Rating: Summary: A well deserved award. Review: It seems Roth has gotten away from the cliches of his later works. Often only the titles have changed. American Pastoral shows what Roth is capable of writing. There is much more depth to this story which show how one man's American dream turned sour. In times of great change does anyone have it all? Roth has won a lot of awards of late which I don't think he deserved. This book wins on its own merits and not on Phillip's reputation. I liked his sly dig at post-modernism when he described Swede as post-Jewish and his wife as post-Catholic.
Rating: Summary: What have I missed? Review: Frankly, the first book I read by Mr.
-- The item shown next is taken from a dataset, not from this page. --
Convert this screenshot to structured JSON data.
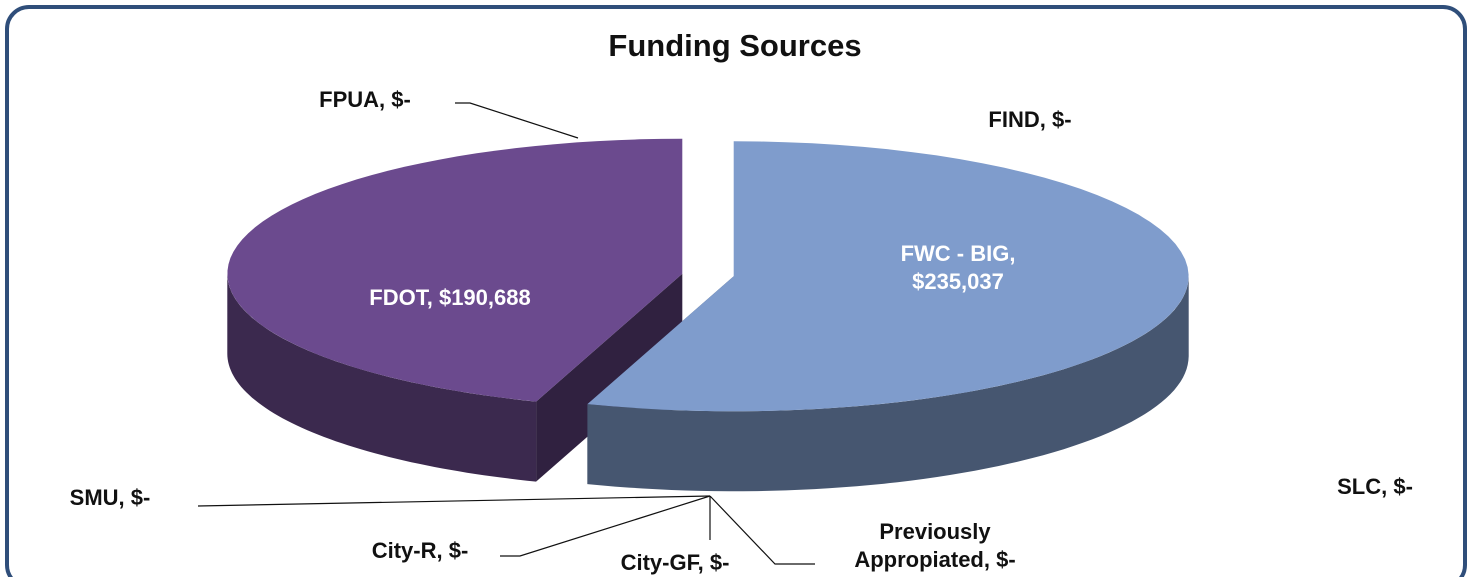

Roth, The Great American Novel, about 25 years ago, was my last. . . until I gave him a reprieve with American Pastoral. The reason why I decided to read this one was based on the reviews by the so-called experts. I wish I had had more faith in my instincts. I was just as bored this time around as the first. Then again, what have I missed? Someone(s) must think very highly of this work to award Mr. Roth a Pulitzer.
Rating: Summary: American Horror Review: Much of one's feelings about this story might depend on your age and whether one has lived and seen enough to believe in the characters and the plausability of the situation that Roth has recorded. An old cliche, but the late sixties were a strange and terrible time, and it did produce characters like Merry in families like the Swede's. It has been intensified, of course,and set in a biblical context. Roth says much about America that is hard to read, but morbidly honest. .
Rating: Summary: Philip Roth is the voice of my generation Review: Paradise (remembered and imagined) -- the first section of American Pastoral -- is a gift from Roth to all of us with memories of that time and place, America of the 50's and the 60s. Dare "outsiders" (a Jewish sports hero and marine; a Catholic "Miss New Jersey"--)contend for the American dream. Of course Roth says no. What's wrong with the book, though is that all the characters (even Rita Cohen) are just as verbal, intelligent, thoughtful, yes extraordinary, as Roth alter ego, Nathan Zuckerman, thus unreal in their fictive roles. Would a good editor have dared suggest that the over-the-top vitriol of rita Cohen (the serpent in the garden or whoever tempted saint whomever) could be done without. Also, with respect for roth's expertise in the glove trade, he is no melville, and gloves are not whales: nor is the Swede a bard. Finally, this is an important restatement,lest we forget,of a familiar message and I am glad for the opportunity to have heard Nathan's voice again.